ABOUT
Motivation
Nowadays, knowledge extraction methods from Next Generation Sequencing data are highly requested. In this project, we focus on RNA-seq gene expression analysis and specifically on case–control studies with rule-based supervised classification algorithms that build a model able to discriminate cases from controls. State of the art algorithms compute a single classification model that contains few features (genes). On the contrary, our goal is to elicit a higher amount of knowledge by computing many classification models, and therefore to identify most of the genes related to the predicted class.
CAMUR
Specialized in Genomic Data Classification
CAMUR (Classifier with Alternative and MUltiple Rule-based models) is a new method and software package able to extract multiple, alternative, and equivalent classification models. CAMUR iteratively computes a rule-based classification model, calculates the power set (or a partial combination) of the features present in the rules, iteratively eliminates those combinations from the data set, and performs again the classification procedure until a stopping criterion is verified. CAMUR includes an ad-hoc knowledge repository (database) and a complete querying tool.
CamurWeb
CamurWeb, with a simple interface, allows the user to use Camur to categorize large amounts of data quickly, intuitively and directly from the browser. With CamurWeb, it is not required download the software or manage configurations.

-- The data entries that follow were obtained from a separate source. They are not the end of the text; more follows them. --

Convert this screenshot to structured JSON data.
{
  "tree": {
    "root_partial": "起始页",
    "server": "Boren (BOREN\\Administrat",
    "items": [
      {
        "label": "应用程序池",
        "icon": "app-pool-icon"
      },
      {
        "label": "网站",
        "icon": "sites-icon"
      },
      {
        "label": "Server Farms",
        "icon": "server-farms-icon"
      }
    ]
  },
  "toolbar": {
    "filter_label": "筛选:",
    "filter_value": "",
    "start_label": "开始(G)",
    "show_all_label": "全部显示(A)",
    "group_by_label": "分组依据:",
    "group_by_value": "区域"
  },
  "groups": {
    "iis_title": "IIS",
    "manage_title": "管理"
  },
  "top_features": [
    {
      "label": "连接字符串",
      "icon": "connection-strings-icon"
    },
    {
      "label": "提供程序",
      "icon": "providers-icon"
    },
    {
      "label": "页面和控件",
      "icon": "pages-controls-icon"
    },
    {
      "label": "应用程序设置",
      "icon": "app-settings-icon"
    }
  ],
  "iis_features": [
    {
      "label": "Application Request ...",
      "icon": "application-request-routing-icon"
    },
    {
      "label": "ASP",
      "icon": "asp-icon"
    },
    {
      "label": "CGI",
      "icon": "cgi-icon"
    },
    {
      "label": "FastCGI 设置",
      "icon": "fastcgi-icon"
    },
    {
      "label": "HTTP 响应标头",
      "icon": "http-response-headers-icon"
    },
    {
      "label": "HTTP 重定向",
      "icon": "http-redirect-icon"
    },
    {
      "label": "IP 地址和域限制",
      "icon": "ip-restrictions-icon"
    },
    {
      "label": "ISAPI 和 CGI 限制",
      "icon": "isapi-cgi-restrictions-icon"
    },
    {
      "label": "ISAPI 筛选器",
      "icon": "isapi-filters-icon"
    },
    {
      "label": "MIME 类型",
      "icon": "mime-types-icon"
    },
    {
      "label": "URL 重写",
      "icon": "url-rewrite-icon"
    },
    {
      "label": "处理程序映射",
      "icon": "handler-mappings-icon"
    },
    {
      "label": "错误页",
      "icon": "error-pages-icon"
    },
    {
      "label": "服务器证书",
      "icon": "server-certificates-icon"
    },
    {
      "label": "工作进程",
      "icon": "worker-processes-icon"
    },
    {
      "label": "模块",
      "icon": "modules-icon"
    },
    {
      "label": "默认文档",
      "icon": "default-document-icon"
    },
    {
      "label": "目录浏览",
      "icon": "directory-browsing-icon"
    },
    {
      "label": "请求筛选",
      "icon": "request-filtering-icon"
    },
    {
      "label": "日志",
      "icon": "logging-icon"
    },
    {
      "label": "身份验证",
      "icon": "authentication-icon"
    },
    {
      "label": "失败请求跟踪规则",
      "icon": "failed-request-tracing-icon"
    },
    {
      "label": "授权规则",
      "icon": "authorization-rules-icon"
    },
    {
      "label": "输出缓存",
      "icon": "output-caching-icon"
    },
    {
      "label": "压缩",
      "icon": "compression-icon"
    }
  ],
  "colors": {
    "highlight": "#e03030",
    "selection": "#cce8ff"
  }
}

Cancer Classifications with RNA-Seq
This section shows the results of the RNA-seq classification related to 21 different cancer samples. Experimental data has been exacted from GDC Portal that contains clinical information, genomic characterization data, and high level sequence analysis of the tumor genomes.
For each data set has been considered the FPKM values (Fragments Per Kilobase per Million mapped reads), which normalizes the gene raw counts by considering the length of the gene and the total number of the fragments.